Please bear with me for the next few weeks.  Right now, about the only thing on my mind is "OMG I'M HAVING A BABY" and while I'm glad you dear readers find my internal monologues interesting, I'm going to guess that seven days' worth of posts about OMG I'M HAVING A BABY is probably going to get old really fast.  Yes, I'm now in the "any day now" zone.  It's a bit...well, boring, frankly, since I can't quite do as much as I'd like, but I'm not in throes of agony.  Mostly, it's just waiting.

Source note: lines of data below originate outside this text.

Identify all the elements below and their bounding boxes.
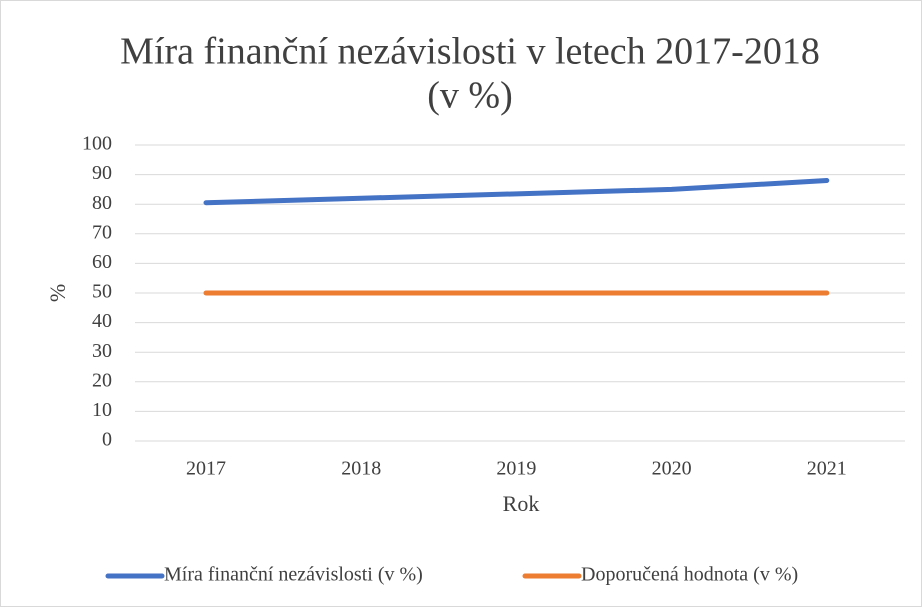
y-axis-label: % (45, 284, 70, 302)
x-tick-label: 2018 (341, 458, 381, 480)
y-tick-label: 80 (92, 192, 112, 214)
x-axis-label: Rok (503, 491, 540, 516)
y-tick-label: 20 (92, 369, 112, 391)
y-tick-label: 70 (92, 221, 112, 243)
y-tick-label: 0 (102, 429, 112, 451)
chart-title: (v %) (427, 75, 512, 117)
y-tick-label: 90 (92, 162, 112, 184)
x-tick-label: 2021 (807, 458, 847, 480)
legend-label: Míra finanční nezávislosti (v %) (164, 564, 423, 586)
x-tick-label: 2017 (186, 458, 226, 480)
y-tick-label: 10 (92, 399, 112, 421)
y-tick-label: 60 (92, 251, 112, 273)
chart-title: Míra finanční nezávislosti v letech 2017… (120, 31, 820, 73)
legend-label: Doporučená hodnota (v %) (581, 564, 798, 586)
series-line (203, 178, 830, 206)
y-tick-label: 50 (92, 281, 112, 303)
y-tick-label: 40 (92, 310, 112, 332)
x-tick-label: 2020 (652, 458, 692, 480)
y-tick-label: 100 (82, 133, 112, 155)
y-tick-label: 30 (92, 340, 112, 362)
x-tick-label: 2019 (496, 458, 536, 480)
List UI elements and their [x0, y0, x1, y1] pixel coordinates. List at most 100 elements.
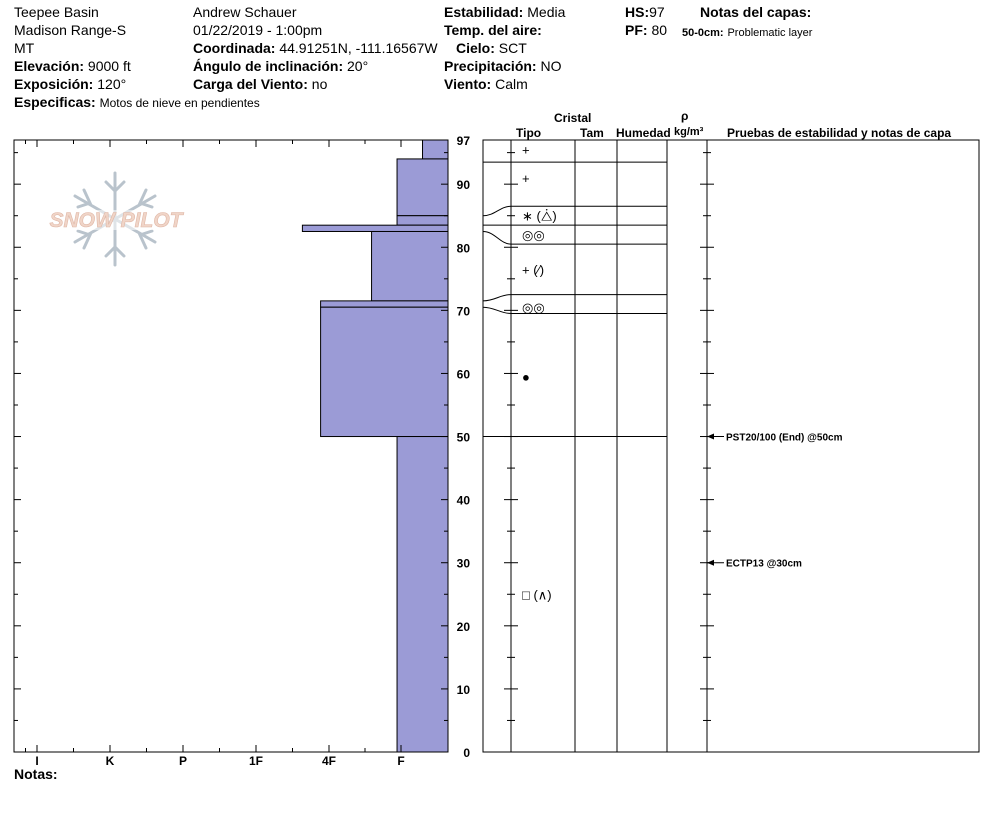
range-name: Madison Range-S	[14, 22, 127, 38]
coordinate-field: Coordinada: 44.91251N, -111.16567W	[193, 40, 438, 56]
crystal-type-glyph: ∗ (⧊)	[522, 209, 557, 224]
hardness-layers	[301, 139, 449, 753]
layer-note-text: Problematic layer	[727, 27, 813, 39]
wind-label: Viento:	[444, 76, 492, 92]
hardness-layer	[301, 224, 449, 232]
layer-notes-title: Notas del capas:	[700, 4, 812, 20]
depth-tick-label: 80	[457, 241, 471, 255]
aspect-label: Exposición:	[14, 76, 94, 92]
sky-field: Cielo: SCT	[456, 40, 527, 56]
elevation-value: 9000 ft	[87, 58, 131, 74]
table-frame	[482, 139, 980, 753]
hardness-layer	[371, 230, 449, 302]
type-header: Tipo	[516, 126, 542, 140]
incline-value: 20°	[347, 58, 369, 74]
test-label: ECTP13 @30cm	[726, 559, 802, 570]
depth-tick-label: 70	[457, 304, 471, 318]
stability-value: Media	[527, 4, 566, 20]
hardness-tick-label: I	[35, 754, 38, 768]
crystal-type-glyph: +	[522, 142, 530, 157]
hardness-layer	[396, 158, 449, 217]
layer-connector	[482, 294, 512, 302]
crystal-type-glyph: ◎◎	[522, 300, 545, 315]
specifics-field: Especificas: Motos de nieve en pendiente…	[14, 94, 260, 111]
air-temp-label: Temp. del aire:	[444, 22, 542, 38]
sky-label: Cielo:	[456, 40, 495, 56]
pf-field: PF: 80	[625, 22, 667, 38]
state-name: MT	[14, 40, 35, 56]
hardness-tick-label: 4F	[322, 754, 336, 768]
test-arrow-head	[707, 433, 714, 440]
depth-tick-label: 40	[457, 494, 471, 508]
aspect-value: 120°	[97, 76, 127, 92]
hs-field: HS:97	[625, 4, 665, 20]
hardness-tick-label: K	[106, 754, 115, 768]
depth-tick-label: 30	[457, 557, 471, 571]
layer-note: 50-0cm: Problematic layer	[682, 23, 812, 41]
hardness-tick-label: P	[179, 754, 187, 768]
size-header: Tam	[580, 126, 604, 140]
depth-tick-label: 97	[457, 134, 471, 148]
specifics-value: Motos de nieve en pendientes	[99, 96, 260, 110]
crystal-header: Cristal	[554, 111, 592, 125]
aspect-field: Exposición: 120°	[14, 76, 126, 92]
wind-field: Viento: Calm	[444, 76, 528, 92]
notes-label: Notas:	[14, 766, 58, 782]
layer-note-depth: 50-0cm:	[682, 27, 724, 39]
test-label: PST20/100 (End) @50cm	[726, 433, 843, 444]
depth-tick-label: 60	[457, 367, 471, 381]
air-temp-field: Temp. del aire:	[444, 22, 542, 38]
depth-axis: 0 10 20 30 40 50 60 70 80 90 97	[14, 134, 714, 760]
wind-value: Calm	[495, 76, 528, 92]
hardness-frame	[13, 139, 449, 753]
test-arrow-head	[707, 559, 714, 566]
stability-tests: PST20/100 (End) @50cm ECTP13 @30cm	[707, 433, 843, 570]
hs-value: 97	[649, 4, 665, 20]
specifics-label: Especificas:	[14, 94, 96, 110]
stability-field: Estabilidad: Media	[444, 4, 565, 20]
incline-field: Ángulo de inclinación: 20°	[193, 58, 368, 74]
observer-name: Andrew Schauer	[193, 4, 297, 20]
precip-value: NO	[540, 58, 562, 74]
sky-value: SCT	[498, 40, 527, 56]
depth-tick-label: 50	[457, 431, 471, 445]
elevation-field: Elevación: 9000 ft	[14, 58, 131, 74]
hardness-tick-label: F	[397, 754, 404, 768]
moisture-header: Humedad	[616, 126, 671, 140]
hardness-layer	[320, 300, 449, 308]
rho-header: ρ	[681, 109, 689, 123]
crystal-type-glyph: □ (∧)	[522, 587, 552, 602]
layer-connector	[482, 205, 512, 217]
tests-header: Pruebas de estabilidad y notas de capa	[727, 126, 952, 140]
hardness-layer	[422, 139, 449, 160]
crystal-type-glyph: +	[522, 171, 530, 186]
hardness-layer	[320, 306, 449, 438]
hs-label: HS:	[625, 4, 650, 20]
coordinate-label: Coordinada:	[193, 40, 276, 56]
hardness-tick-label: 1F	[249, 754, 263, 768]
wind-load-value: no	[311, 76, 328, 92]
depth-tick-label: 10	[457, 683, 471, 697]
hardness-layer	[396, 436, 449, 753]
layer-connector	[482, 230, 512, 245]
pf-label: PF:	[625, 22, 648, 38]
depth-tick-label: 0	[463, 746, 470, 760]
observation-datetime: 01/22/2019 - 1:00pm	[193, 22, 323, 38]
crystal-type-glyph: ●	[522, 370, 530, 385]
crystal-type-glyph: ◎◎	[522, 228, 545, 243]
depth-tick-label: 90	[457, 178, 471, 192]
layer-connector	[482, 306, 512, 315]
crystal-type-glyph: + (⁄)	[522, 262, 544, 277]
wind-load-label: Carga del Viento:	[193, 76, 308, 92]
hardness-ticks: I K P 1F 4F F	[25, 140, 405, 768]
incline-label: Ángulo de inclinación:	[193, 58, 344, 74]
wind-load-field: Carga del Viento: no	[193, 76, 327, 92]
stability-label: Estabilidad:	[444, 4, 524, 20]
density-unit-header: kg/m³	[674, 126, 704, 138]
depth-tick-label: 20	[457, 620, 471, 634]
pf-value: 80	[651, 22, 668, 38]
location-name: Teepee Basin	[14, 4, 99, 20]
snowpilot-logo: SNOW PILOT	[40, 171, 192, 267]
crystal-table: + ∗ (⧊) ◎◎ + (⁄) ◎◎ ● □ (∧) +	[482, 139, 980, 753]
elevation-label: Elevación:	[14, 58, 85, 74]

And making cookies.  And waiting.

Thursday, November 1, 2012

Shoot 'em up!

I have a lot of plans and ideas for how to raise a Little It.  Piano lessons (par for the course when at least one parent is Asian).  Homemade baby food.  Mushroom hunting.  Bilingual.  

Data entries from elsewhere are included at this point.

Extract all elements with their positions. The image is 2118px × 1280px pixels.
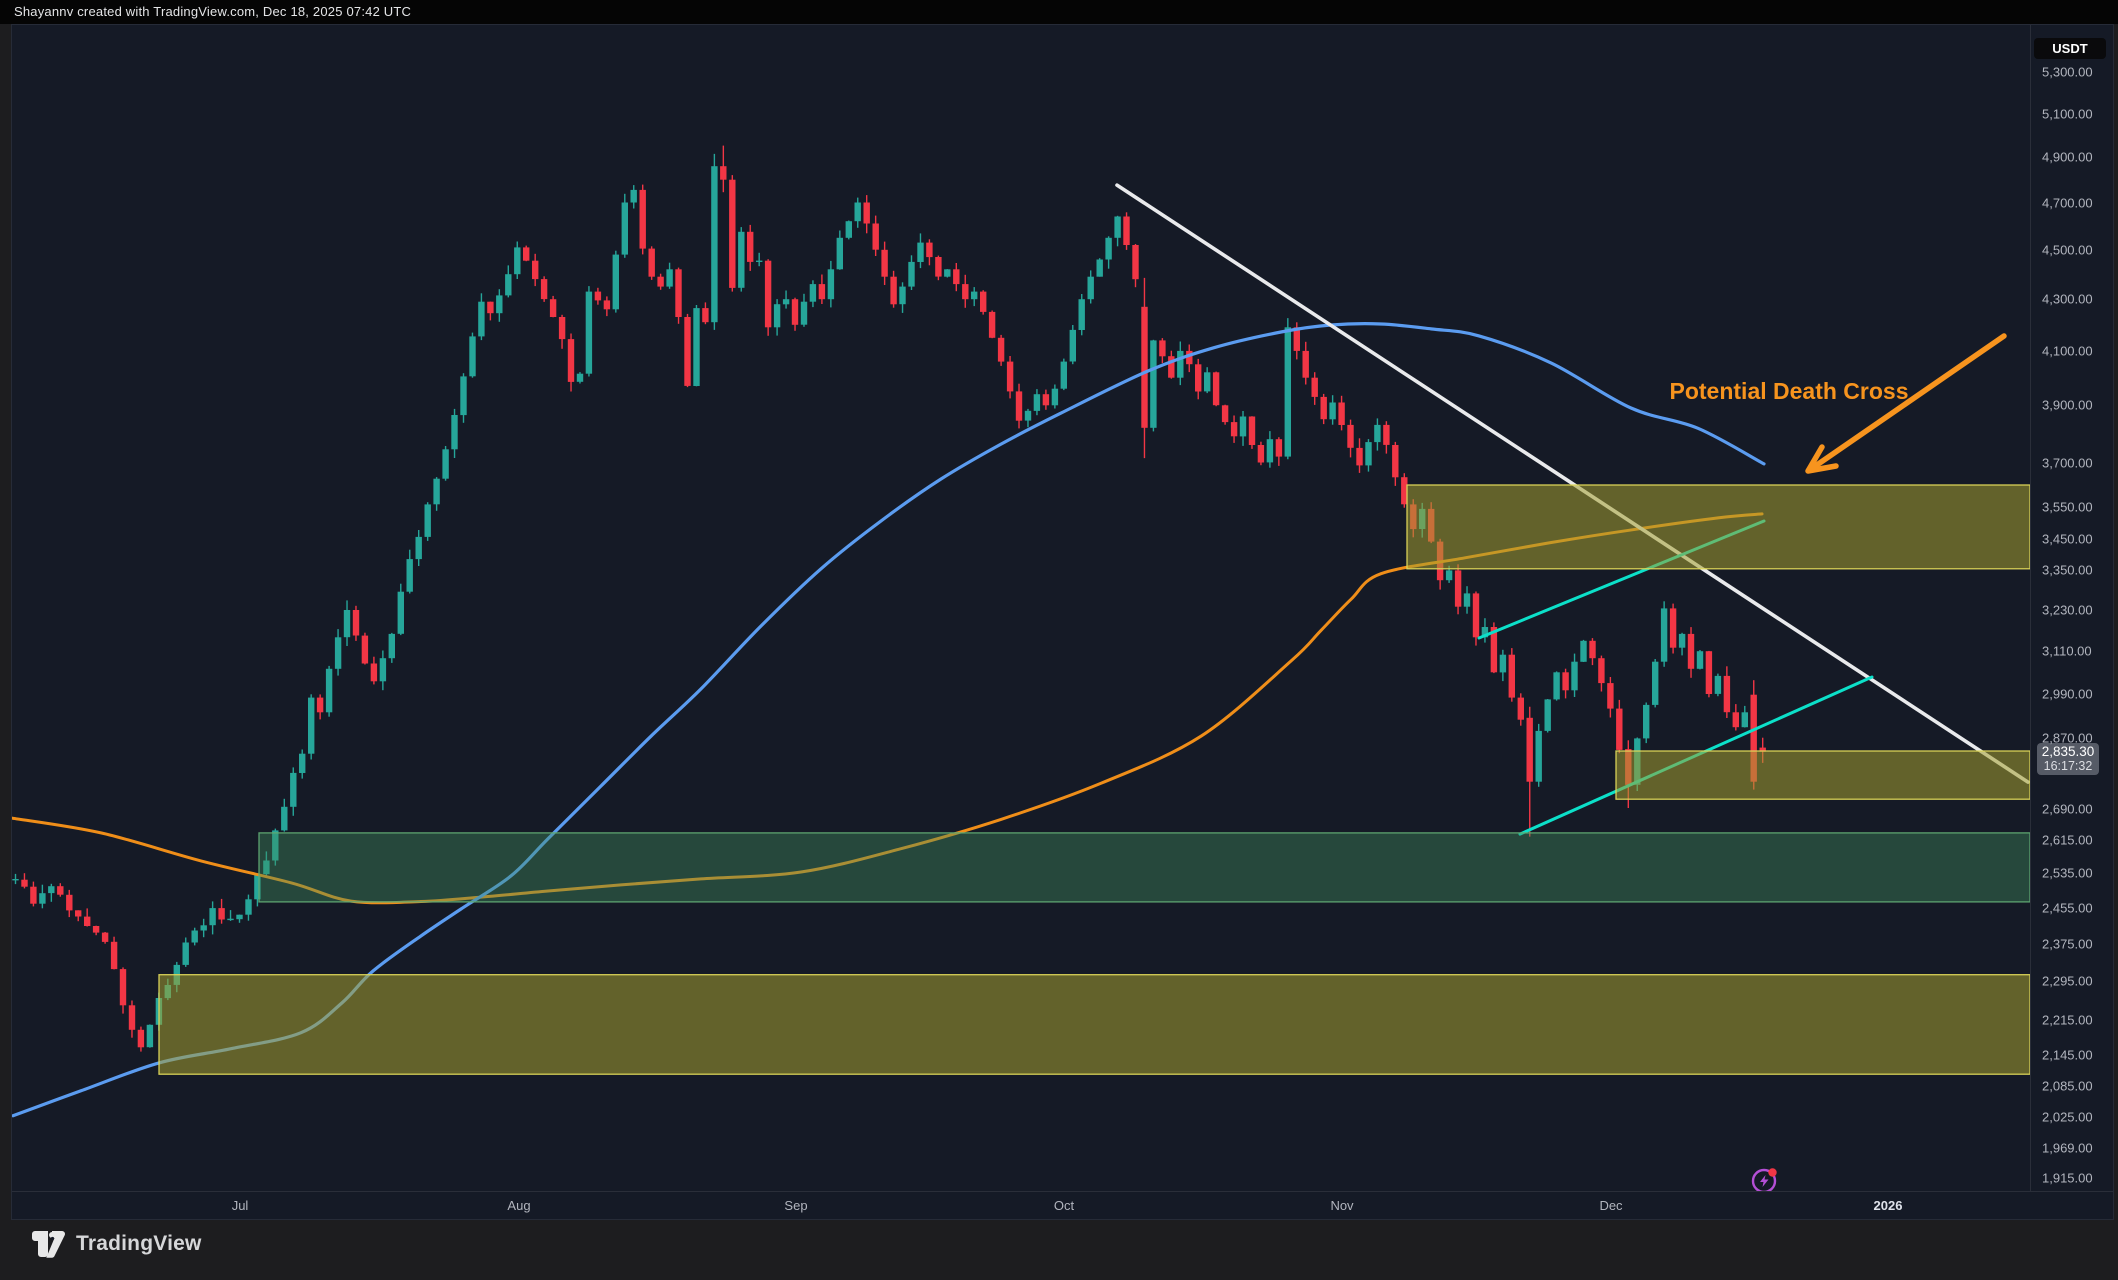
zone-demand-zone-bottom[interactable] — [158, 974, 2030, 1075]
price-tick: 2,535.00 — [2042, 865, 2093, 881]
price-tick: 2,615.00 — [2042, 832, 2093, 847]
price-tick: 2,295.00 — [2042, 973, 2093, 989]
last-price-label: 2,835.30 16:17:32 — [2037, 742, 2099, 775]
price-tick: 3,550.00 — [2042, 499, 2093, 515]
symbol-badge: USDT — [2034, 38, 2106, 59]
price-tick: 2,375.00 — [2042, 936, 2093, 952]
tradingview-logo: TradingView — [30, 1228, 202, 1260]
tradingview-logo-icon — [32, 1231, 65, 1258]
price-tick: 2,990.00 — [2042, 686, 2093, 702]
price-tick: 2,870.00 — [2042, 730, 2093, 746]
price-tick: 3,350.00 — [2042, 562, 2093, 578]
price-tick: 3,700.00 — [2042, 455, 2093, 470]
price-tick: 4,900.00 — [2042, 149, 2093, 165]
time-tick-aug: Aug — [507, 1198, 531, 1213]
price-tick: 5,100.00 — [2042, 106, 2093, 122]
attribution-bar: Shayannv created with TradingView.com, D… — [0, 0, 2118, 24]
death-cross-arrowhead — [1805, 444, 1839, 474]
chart-plot-area[interactable]: Potential Death Cross — [12, 25, 2030, 1191]
price-tick: 4,700.00 — [2042, 195, 2093, 210]
price-tick: 3,900.00 — [2042, 397, 2093, 413]
time-tick-sep: Sep — [784, 1198, 808, 1213]
attribution-text: Shayannv created with TradingView.com, D… — [14, 4, 412, 19]
price-tick: 1,915.00 — [2042, 1170, 2093, 1186]
price-axis[interactable]: USDT 2,835.30 16:17:32 5,300.00 5,100.00 4… — [2030, 25, 2113, 1191]
price-tick: 3,450.00 — [2042, 531, 2093, 546]
candles-series — [12, 145, 1766, 1052]
price-tick: 2,025.00 — [2042, 1109, 2093, 1125]
price-tick: 2,145.00 — [2042, 1047, 2093, 1063]
zone-support-zone-mid[interactable] — [1615, 750, 2030, 800]
tradingview-logo-text: TradingView — [76, 1232, 202, 1255]
time-tick-dec: Dec — [1599, 1198, 1623, 1213]
price-tick: 3,230.00 — [2042, 602, 2093, 618]
price-tick: 1,969.00 — [2042, 1140, 2093, 1156]
bar-countdown: 16:17:32 — [2043, 758, 2093, 773]
zone-support-zone-green[interactable] — [258, 832, 2030, 903]
chart-container: Potential Death Cross USDT 2,835.30 16:1… — [11, 24, 2114, 1220]
death-cross-annotation[interactable]: Potential Death Cross — [1670, 378, 1909, 404]
price-tick: 4,300.00 — [2042, 291, 2093, 307]
death-cross-arrow[interactable] — [1808, 333, 2007, 472]
time-tick-2026: 2026 — [1873, 1198, 1903, 1213]
price-tick: 4,500.00 — [2042, 242, 2093, 258]
last-price-value: 2,835.30 — [2041, 743, 2095, 759]
price-tick: 3,110.00 — [2042, 643, 2092, 659]
trendline-descending-resistance[interactable] — [1115, 183, 2030, 784]
price-tick: 5,300.00 — [2042, 64, 2093, 80]
price-tick: 2,215.00 — [2042, 1012, 2093, 1028]
time-tick-nov: Nov — [1330, 1198, 1354, 1213]
time-axis[interactable]: Jul Aug Sep Oct Nov Dec 2026 — [12, 1191, 2113, 1219]
price-tick: 2,455.00 — [2042, 900, 2093, 916]
price-tick: 2,085.00 — [2042, 1078, 2093, 1094]
lightning-badge-icon[interactable] — [1751, 1168, 1777, 1191]
time-tick-jul: Jul — [231, 1198, 249, 1213]
zone-supply-zone-upper[interactable] — [1406, 484, 2030, 570]
price-tick: 4,100.00 — [2042, 343, 2093, 359]
time-tick-oct: Oct — [1053, 1198, 1075, 1213]
price-tick: 2,690.00 — [2042, 801, 2093, 817]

I'm quite aware that in a few weeks, after our Little It becomes a real person, that all of my plans and ideas might very well go out the window.  We might never afford a keyboard.  I might never cook another meal for three years, much less puree it into baby food.  But there is one thing that I know for sure that I will do:  get him stuck according to the Dutch schedule for childhood vaccines.  Every single one of them, and all of their alphabet soup-y glory.

Now, I realize that vaccination does not confer 100% protection against nasties like measles and whooping cough.  But some protection against the bugs is better than none, and it's infinitely more preferable than having a child end up handicapped (physically, mentally, or both) because of some perfectly preventable disease.  And, if you do come down with the illness, having some protection usually means a milder course of illness.  You'd have to be one hell of a cold-hearted bastard to confer on your own kid a full-blown case of measles and all its wonderful complications, when a mild one would suffice.  

Vaccinations are good things*.  Innoculations against smallpox have been performed for almost 500 years, and the fact that people risked dying in order not to die of smallpox just goes to show how terrifying the disease could be.  Measles may be a simple rash--until it becomes an encephalitis and you stand a 15% chance of death.  And, having suffered from my own case of whooping cough last year, I can assure you that what made me "merely" miserable for the better part of a month and put me on an inhaler for the better part of five months afterwards would kill an infant, whose breathing apparatus isn't nearly as strong as an adult's. 

I guess I'm just annoyed at all of the au naturel parents out there who still swear that vaccines are dangerous and that enough vitamin C will cure everything.  I totally understand the impulse to eliminate food coloring, preservatives, and sugar from your kids' diets.  I totally understand "purifying" your environment so that they're as healthy as possible.  I totally understand that you want to be the best parents ever.  What I do not understand at all is why any parent would be willing to risk their own child's death in pursuit of a "healthy and pure" life.  It's pathologically, narcisstically, selfish.  It's dumb.  It puts other kids in danger. 

As for the autism question:  more and more evidence is emerging to suggest that it's a hereditary condition, perhaps one that could be exaggerated by certain environmental factors. The fact that some kids are being diagnosed who would've otherwise been dismissed as "weird" surely accounts for some of the increase.  Suffice it to say that, while 1% of the population may be autistic, 1% of the population is also schizophrenic, but nobody worries about the poor homeless shamblers.  

*Yes, I know there are immunocompromised children who cannot receive some kinds of vaccines, as well as some people who have adverse reactions to everything. They are the ones for whom herd immunity is really important, because their lives depend on it, but sadly, they're also outnumbered by crazy-crunchy types.  To which I say, get your own damn case of whooping cough.